Short public roadmap for the next upgrades to this computer-vision kit.
These are the highest-leverage next steps for the public template.
- Bring the full overlay experience to webcam mode, including labels, filters, and export.
- Add backend CI that runs the Python test suite in a real Python-enabled environment.
- Add fixture images and golden outputs so API and UI behavior stay easy to verify.
These upgrades make the starter more useful for real teams without changing the repo's shape.
- Add a model adapter layer for YOLO, ONNX Runtime, and hosted inference APIs.
- Add per-pipeline controls for confidence thresholds, box filtering, and segmentation cleanup.
- Add solo-class focus and hover linking in the preview overlay.
- Add a side-by-side original vs annotated review mode.
These are larger product and platform expansions once the starter path feels mature.
- Add batch inference for multiple images in one request.
- Add async jobs for long-running inference workloads.
- Add video ingestion that reuses the same contract frame by frame.

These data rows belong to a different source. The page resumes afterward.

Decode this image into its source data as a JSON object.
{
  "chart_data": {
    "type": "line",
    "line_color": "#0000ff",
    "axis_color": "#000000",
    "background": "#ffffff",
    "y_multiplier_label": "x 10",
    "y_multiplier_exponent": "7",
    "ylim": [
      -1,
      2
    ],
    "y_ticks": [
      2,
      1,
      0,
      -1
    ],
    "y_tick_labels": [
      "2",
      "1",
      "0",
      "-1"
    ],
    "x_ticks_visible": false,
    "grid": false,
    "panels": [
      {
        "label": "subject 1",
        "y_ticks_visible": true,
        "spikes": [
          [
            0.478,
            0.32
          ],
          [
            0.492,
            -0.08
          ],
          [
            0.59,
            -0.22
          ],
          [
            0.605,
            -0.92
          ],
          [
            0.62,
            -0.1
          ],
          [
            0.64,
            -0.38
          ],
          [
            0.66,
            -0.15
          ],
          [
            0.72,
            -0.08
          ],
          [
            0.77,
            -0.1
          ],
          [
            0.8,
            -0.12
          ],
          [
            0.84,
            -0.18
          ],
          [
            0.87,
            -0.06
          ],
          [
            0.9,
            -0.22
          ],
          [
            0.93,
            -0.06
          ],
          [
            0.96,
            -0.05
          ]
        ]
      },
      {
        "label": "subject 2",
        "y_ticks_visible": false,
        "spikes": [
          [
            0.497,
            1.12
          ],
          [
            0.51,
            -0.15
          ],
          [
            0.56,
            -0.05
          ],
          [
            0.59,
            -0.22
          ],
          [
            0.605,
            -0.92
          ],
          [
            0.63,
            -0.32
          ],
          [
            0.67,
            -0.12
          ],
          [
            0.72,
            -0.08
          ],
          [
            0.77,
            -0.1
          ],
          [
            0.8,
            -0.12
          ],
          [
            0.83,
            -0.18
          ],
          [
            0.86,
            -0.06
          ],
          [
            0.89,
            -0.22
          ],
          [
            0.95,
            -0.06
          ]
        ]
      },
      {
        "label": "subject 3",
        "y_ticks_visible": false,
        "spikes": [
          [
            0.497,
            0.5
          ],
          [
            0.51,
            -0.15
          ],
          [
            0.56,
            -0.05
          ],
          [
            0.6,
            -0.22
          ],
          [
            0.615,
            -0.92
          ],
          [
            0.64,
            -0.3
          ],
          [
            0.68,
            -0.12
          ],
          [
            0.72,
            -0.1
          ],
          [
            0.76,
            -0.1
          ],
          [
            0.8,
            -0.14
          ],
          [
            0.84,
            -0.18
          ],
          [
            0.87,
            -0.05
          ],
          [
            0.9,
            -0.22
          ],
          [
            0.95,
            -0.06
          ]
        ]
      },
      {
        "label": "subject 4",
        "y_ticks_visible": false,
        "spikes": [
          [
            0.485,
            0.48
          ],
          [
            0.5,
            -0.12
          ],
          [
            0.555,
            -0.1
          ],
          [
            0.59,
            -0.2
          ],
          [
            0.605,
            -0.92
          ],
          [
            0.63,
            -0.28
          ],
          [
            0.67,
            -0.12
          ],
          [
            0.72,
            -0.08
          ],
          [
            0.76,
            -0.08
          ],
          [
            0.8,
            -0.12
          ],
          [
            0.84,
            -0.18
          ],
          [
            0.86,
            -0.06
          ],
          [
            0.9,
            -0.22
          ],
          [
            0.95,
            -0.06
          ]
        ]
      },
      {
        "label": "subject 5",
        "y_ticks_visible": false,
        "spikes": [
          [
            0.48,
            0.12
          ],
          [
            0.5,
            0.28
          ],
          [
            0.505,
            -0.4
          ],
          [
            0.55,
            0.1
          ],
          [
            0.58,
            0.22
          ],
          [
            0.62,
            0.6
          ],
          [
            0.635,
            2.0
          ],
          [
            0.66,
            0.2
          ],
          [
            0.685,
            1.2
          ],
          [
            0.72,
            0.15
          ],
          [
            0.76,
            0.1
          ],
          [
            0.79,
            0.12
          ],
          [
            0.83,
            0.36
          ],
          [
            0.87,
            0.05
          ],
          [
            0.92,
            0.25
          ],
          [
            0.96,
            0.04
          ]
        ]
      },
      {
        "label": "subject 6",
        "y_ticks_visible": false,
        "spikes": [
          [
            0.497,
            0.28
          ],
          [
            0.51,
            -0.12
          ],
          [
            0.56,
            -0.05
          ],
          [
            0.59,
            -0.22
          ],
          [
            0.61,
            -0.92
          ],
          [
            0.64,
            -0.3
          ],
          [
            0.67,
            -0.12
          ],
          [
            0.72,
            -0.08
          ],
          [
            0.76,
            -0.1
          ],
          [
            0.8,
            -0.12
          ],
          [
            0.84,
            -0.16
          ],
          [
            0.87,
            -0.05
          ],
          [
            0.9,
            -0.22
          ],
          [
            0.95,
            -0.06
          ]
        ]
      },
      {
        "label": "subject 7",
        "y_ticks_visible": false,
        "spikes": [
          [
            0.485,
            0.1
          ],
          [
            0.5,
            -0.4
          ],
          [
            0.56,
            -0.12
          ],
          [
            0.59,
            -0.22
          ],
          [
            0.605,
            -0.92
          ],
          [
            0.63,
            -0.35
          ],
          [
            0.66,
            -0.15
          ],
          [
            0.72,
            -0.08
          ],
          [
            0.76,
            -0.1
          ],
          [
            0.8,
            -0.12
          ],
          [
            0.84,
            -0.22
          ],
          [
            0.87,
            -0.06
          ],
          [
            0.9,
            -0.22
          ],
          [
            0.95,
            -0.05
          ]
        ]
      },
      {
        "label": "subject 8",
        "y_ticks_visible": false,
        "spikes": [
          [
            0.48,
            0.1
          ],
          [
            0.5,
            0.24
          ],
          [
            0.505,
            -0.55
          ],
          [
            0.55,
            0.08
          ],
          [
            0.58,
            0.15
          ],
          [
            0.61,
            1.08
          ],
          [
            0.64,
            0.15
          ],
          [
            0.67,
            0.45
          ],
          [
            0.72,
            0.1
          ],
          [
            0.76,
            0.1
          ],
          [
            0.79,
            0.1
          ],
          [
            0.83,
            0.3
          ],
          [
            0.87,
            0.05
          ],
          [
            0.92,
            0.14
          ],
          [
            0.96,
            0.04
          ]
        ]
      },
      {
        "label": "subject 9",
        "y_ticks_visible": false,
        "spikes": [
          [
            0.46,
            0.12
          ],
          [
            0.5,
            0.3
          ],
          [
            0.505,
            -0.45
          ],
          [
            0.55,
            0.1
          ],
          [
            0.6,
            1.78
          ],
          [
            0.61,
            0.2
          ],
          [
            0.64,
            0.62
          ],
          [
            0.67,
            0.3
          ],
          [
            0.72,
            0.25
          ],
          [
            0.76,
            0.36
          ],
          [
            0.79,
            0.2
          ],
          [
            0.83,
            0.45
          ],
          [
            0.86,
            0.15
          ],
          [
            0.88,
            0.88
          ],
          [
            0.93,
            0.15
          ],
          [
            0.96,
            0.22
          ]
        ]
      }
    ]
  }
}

- Add artifact storage and richer export flows.
Training should stay adjacent to the app, not mixed into the runtime path.
- Create a dedicated
training/workspace. - Add dataset config templates for detection and segmentation.
- Add evaluation and regression scripts for sample predictions.
- Add experiment tracking hooks for metrics, artifacts, and model versions.
The template itself is close to deploy-ready today:
- production Dockerfiles already exist for the frontend and backend
- release tags already publish images and a GitHub Release
- release smoke checks already validate the published images
The sign-language adaptation path is not deploy-ready yet.
Before treating that version as deployable, the next gaps to close are:
- add the actual sign-language inference pipeline in the backend
- define model artifact packaging and versioning
- set production CORS and environment values for the deployed frontend domain
- add a production-oriented deployment target or guide for a real host
- add regression checks for the sign-language model outputs
If you are extending the repo from here, the cleanest order is:
- webcam overlay parity
- backend CI + fixture-based verification
- model adapter interface
That keeps the repo product-shaped while making it much easier to grow beyond the starter OpenCV pipelines.